The new central hub hosted guests to celebrate CapU’s latest step towards expansion
Annalisse Crosswell, Associate News Editor
Photos Courtesy of Remy Marlatt
While the Capilano University Learning Commons has been open since the beginning of the semester, guests gathered on Nov. 20 to officially open the space. Faculty and staff, along with guests such as the architect, Jeff Gravistin, some of the individuals behind the ‘Start Right Here’ campaign designed by Ion, the CapU Board of Governors and members of the community that have contributed to the University were present at the ceremony.
Associate Vice President for Student Success, Cyndi Banks, acknowledged that the introduction of this space is a big move and an indication of change for CapU. The Centre for Student Success, which is located in the Learning Commons, was the first step in future development for the University. The development of this space was entirely within the University’s budget and did not require the use of government funding, further exhibiting CapU’s commitment to progress.
The University intends to open a Lonsdale Campus within the next year, and the Squamish campus will be reopened. In addition to these off-campus changes, there is clear intent to make the Capilano campus accommodate student needs further than it currently does.
The Learning Commons centralizes already existing services that many students had, in the past, been unable or had not tried to find. It also introduces new resources and programs intended to benefit students. “…we’re
trying to create a kind of one-stop centre in the centre of campus, the library being part of that, where students can find the support they need all in one place,” said Banks.
The Writing Centre, Math Learning Centre and English Language Support (ELS) services have now been relocated to the Learning Commons. New to the space is the Student Life Hub, which is staffed by students and boasts an electronic calendar that enables all events to be found in one place, something that students had requested in forums last year. A YouTube tutorial service that requires small monthly fees is also being piloted, mentors are available to work on e-portfolios with students and in the near future students will be able to sign out technology to aid their studies.
The space is also dynamic in its physical arrangement with a collaboration room, smaller study areas, larger tables and new seating located near the Good Earth Coffeehouse outside of the library. “The idea is that the student chooses what kind of space they want [and] how they want to use it. Do they want to sit at one of the big tables? Do they want to collaborate around one of the smaller tables?,” said Banks.

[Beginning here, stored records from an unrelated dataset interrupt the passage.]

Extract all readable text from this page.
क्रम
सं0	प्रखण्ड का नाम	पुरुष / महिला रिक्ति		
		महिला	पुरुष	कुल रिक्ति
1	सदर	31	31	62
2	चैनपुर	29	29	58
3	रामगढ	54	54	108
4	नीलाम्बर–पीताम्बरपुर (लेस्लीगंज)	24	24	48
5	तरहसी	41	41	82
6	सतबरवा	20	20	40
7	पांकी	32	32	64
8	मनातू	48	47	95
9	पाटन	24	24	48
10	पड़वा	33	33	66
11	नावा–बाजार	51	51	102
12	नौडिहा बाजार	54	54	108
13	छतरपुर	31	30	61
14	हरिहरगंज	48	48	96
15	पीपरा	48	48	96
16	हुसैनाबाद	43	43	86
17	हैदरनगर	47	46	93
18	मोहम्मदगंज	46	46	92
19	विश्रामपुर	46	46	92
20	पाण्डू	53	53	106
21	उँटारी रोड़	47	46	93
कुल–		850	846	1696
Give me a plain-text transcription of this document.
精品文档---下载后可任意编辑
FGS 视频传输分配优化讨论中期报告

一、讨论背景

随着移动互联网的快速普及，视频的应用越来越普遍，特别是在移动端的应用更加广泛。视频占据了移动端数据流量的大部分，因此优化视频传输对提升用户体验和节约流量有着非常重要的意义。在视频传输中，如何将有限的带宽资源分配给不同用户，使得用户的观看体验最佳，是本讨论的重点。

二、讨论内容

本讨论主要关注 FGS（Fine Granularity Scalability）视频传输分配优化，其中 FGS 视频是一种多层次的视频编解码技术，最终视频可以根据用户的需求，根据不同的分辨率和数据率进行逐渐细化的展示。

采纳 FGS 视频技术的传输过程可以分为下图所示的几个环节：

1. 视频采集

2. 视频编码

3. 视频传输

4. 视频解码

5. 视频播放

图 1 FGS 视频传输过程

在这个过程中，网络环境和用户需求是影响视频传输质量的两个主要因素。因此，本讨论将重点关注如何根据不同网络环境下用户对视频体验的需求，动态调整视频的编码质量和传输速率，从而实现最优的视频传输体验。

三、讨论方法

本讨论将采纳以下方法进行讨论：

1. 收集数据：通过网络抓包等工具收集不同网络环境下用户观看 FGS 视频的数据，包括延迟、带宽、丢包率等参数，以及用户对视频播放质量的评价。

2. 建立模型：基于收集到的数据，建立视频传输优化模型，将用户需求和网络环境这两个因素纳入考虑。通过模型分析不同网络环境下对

In the future there will be software that students can use to book time with mentors, which will also give the University more data about how students are using the space. In the meantime, manual counts have revealed that the space has been over capacity much of the time, which will come as no surprise to those that have tried to find a spot to study there. “The thing is that we thought this space would be well used, but it’s very well used,” said Banks.
Banks thinks that the Learning Commons and the new engagement-centred orientation will boost student engagement. Students had previously commented that it was too difficult to find information on events, with all the resources for doing so being so spread out around campus. “Now there are more publicized reasons for staying [on campus] and I think you’re seeing that, I think you’re seeing the effect of that,” she said.